During an interview with The New York Times which was posted online Tuesday, Banks, who wrote, directed and co-starred in the film, said he felt his project was misrepresented. The Sony Pictures film, starring Kristen Stewart, was a reboot of the property that launched as a television series in the 1970s before spawning a 2000 film and subsequent sequel.
Clarifying that she is proud of her film and calling it an “amazing experience” to make it, Banks added: “It was very stressful, partly because when women do things in Hollywood, it becomes this story. There was a story around Charlie’s Angels that I was creating some feminist manifesto. She was doing an action movie.
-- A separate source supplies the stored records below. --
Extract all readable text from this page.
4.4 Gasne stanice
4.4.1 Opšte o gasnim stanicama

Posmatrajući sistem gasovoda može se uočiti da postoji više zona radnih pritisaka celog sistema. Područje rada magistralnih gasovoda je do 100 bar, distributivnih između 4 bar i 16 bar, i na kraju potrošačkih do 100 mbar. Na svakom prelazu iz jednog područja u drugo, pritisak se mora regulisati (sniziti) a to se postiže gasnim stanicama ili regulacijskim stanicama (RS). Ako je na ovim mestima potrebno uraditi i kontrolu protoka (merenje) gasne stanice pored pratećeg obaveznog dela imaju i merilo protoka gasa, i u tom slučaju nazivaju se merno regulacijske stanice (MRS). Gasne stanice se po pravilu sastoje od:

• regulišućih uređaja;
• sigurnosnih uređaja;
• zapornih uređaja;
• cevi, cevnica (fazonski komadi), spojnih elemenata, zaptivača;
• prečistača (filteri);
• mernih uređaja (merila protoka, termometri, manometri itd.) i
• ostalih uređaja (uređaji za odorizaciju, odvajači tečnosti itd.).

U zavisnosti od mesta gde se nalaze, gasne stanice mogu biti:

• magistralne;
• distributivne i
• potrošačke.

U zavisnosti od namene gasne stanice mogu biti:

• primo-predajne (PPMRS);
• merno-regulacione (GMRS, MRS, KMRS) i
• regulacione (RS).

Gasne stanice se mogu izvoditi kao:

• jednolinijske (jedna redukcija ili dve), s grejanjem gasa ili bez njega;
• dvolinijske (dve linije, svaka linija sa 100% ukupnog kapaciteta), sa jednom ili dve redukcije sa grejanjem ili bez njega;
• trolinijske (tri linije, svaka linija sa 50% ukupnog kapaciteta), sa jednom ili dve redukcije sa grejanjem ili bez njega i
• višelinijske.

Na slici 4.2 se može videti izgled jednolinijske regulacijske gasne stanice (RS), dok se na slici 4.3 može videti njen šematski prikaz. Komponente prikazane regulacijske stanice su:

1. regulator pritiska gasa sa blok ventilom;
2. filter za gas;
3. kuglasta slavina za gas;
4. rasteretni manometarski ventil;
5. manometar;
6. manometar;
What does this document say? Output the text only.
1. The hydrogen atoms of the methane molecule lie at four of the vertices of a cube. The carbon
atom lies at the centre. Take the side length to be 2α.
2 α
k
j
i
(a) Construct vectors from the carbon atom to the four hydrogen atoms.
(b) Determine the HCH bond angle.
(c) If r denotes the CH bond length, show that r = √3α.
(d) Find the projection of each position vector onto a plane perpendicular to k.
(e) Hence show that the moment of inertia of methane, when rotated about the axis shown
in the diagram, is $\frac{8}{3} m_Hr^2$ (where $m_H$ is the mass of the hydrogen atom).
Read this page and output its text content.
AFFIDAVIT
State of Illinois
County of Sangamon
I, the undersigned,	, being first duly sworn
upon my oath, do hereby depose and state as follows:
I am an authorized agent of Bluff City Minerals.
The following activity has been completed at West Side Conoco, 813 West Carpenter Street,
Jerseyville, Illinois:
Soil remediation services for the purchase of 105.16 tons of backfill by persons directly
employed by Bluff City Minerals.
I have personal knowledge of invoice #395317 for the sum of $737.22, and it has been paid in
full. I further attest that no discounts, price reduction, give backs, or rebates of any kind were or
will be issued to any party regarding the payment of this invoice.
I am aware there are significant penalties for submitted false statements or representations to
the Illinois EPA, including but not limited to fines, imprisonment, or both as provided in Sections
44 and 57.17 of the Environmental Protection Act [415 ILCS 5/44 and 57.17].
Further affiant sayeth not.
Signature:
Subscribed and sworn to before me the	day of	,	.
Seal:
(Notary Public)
I would have liked to have done Mission Impossiblebut women are not leading Mission Impossible.”
She continued: “I was able to direct an action movie, frankly, because it was starring women, and I’m a director, and that’s the limit right now in Hollywood. I wish the movie hadn’t been billed as just for girls, because I didn’t make it just for girls. There was a disconnect on the marketing side for me.”
Banks, who has starred in movies like Zack and Miri make a porn Y the The Hunger Games franchise and made her directorial debut with 2015 pitch perfect 2He said he feels “in a rarefied category” as a filmmaker and can’t assess whether the industry has recently become more accepting of women at the helm of action movies.
“I’m putting my head down and showing these big corporations that if they give women the opportunity to do this job, they can make a good product that makes a profit,” she said. “It is a male-dominated industry. It is a world dominated by men. That’s what I’m dealing with, but I can’t figure it out, and I don’t really want to analyze it.”
Charlie’s Angels, which also starred Naomi Scott, Ella Balinska, Djimon Hounsou and Patrick Stewart, focused on three women who work as spies for a boss named Charlie. The film earned $17.8 million at the domestic box office and $73.2 million worldwide.
In his review for the hollywood reporterreviewer Beandrea July called the film “a wildly entertaining action flick that also exposes the systemic ways in which men are overvalued and women are undervalued in society, and boldly connects this pattern to nothing less than planetary annihilation.”